At the age of 44, the Crookwell resident was involved in a workplace accident that caused quadriplegia.
“I was working at Nicholson Farm Machinery as a mechanic,” says Grant. “I’d been there for ages; I was close to my long service. Another fella was working on a truck with a tilted cab. I didn’t have much work booked in that day so I gave him a hand.
“I was sat underneath it and for some reason the cab came down and pinned my head to the ground. I knew straight away that my neck was broken. My body went all jellylike, sort of like if you had a balloon full of water and punctured a hole in it.”
Grant was flown to the Prince of Wales Hospital in Sydney for extensive surgery, including the implantation of three metal plates in his neck. However, damage to his C4 and C5 vertebrae, in his neck, meant he’d never walk again.
Today, he has no feeling from his chest down and has limited movement in his arms and hands.
“I’ve got no finger movement so I can’t pick up anything, but I can use this finger on my left hand to use a mobile phone and I can use the camera’s touchscreen by wearing a special glove with a stylus,” says Grant.
‘Beyond My Wheels’ is the name of Grant’s first public exhibition at Crookwell Memorial Hall from 26-28 March. The affectionate name represents how Grant’s view of the world has changed since his injury.
“You see things totally different in a wheelchair,” he says. “I can sit and wait for an ant to crawl out of a log or a butterfly to sit on a particular flower. And it’s something I like doing. I can get out.”
Grant was already married to Gail and they had twins at the local public school at the time of his injury.
She is now Grant’s carer and helps to set up his camera, a Canon EOS 80D, for him to control from his phone.

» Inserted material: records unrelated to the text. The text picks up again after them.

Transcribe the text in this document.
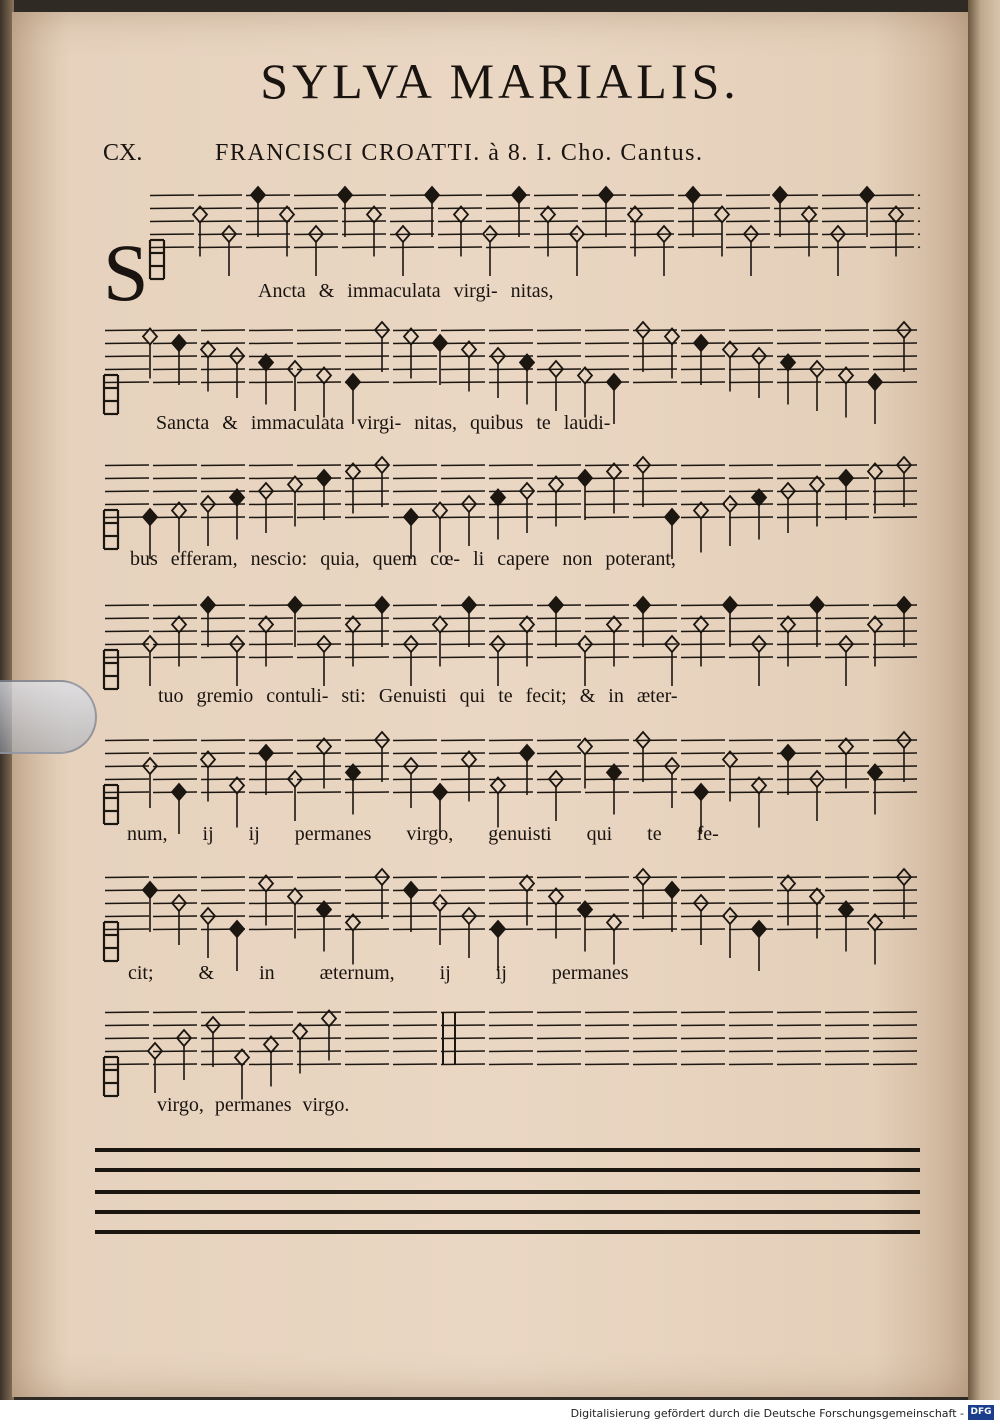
SYLVA MARIALIS.
CX.	FRANCISCI CROATTI. à 8. I. Cho. Cantus.
S	Ancta & immaculata virgi- nitas,
Sancta & immaculata virgi- nitas, quibus te laudi-
bus efferam, nescio: quia, quem cœ- li capere non poterant,
tuo gremio contuli- sti: Genuisti qui te fecit; & in æter-
num, ij ij permanes virgo, genuisti qui te fe-
cit; & in æternum, ij ij permanes
virgo, permanes virgo.
Digitalisierung gefördert durch die Deutsche Forschungsgemeinschaft - DFG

“I work it through a remote shutter button,” says Grant. “It’s also got a pan/tilt that works from another joystick.”
He has always been a glass-half-full kind of bloke, but says his family and his photography have kept him out of depression.
“I remember a fella who worked in the rehab section at Prince of Wales Hospital asked if I was getting a nurse and I said, ‘No, Gail will do it,'” says Grant. “He told me he didn’t think our relationship would last, but I told him, ‘We’re country people, we’ll be alright.'”
Placing his photography work on exhibition is a nerve-wracking thought, but Grant is determined to challenge himself.
“I haven’t done anything like this before,” he says. “It was my case manager who asked where I wanted to be in 12 months and I said I wouldn’t mind showing my photos. She asked to look at them and said, ‘They’re too good to just sit somewhere or stay on the computer.'”
Grant also thinks a few of the locals will be surprised to discover his hidden talent.
“Everyone who knows me says, ‘This isn’t you, it’s something out of the ordinary,'” he says.
Grant’s photographs will be for sale at the exhibition, however he says the real achievement will be putting himself out there.
‘Beyond My Wheels – A Photography Exhibition by Grant Kitchen’ will be held at the Crookwell Memorial Hall on Friday, 26 March, from 6 pm to 8 pm; Saturday, 27 March, from 10 am to 4 pm; and Sunday, 28 March, from 10 am to 2 pm.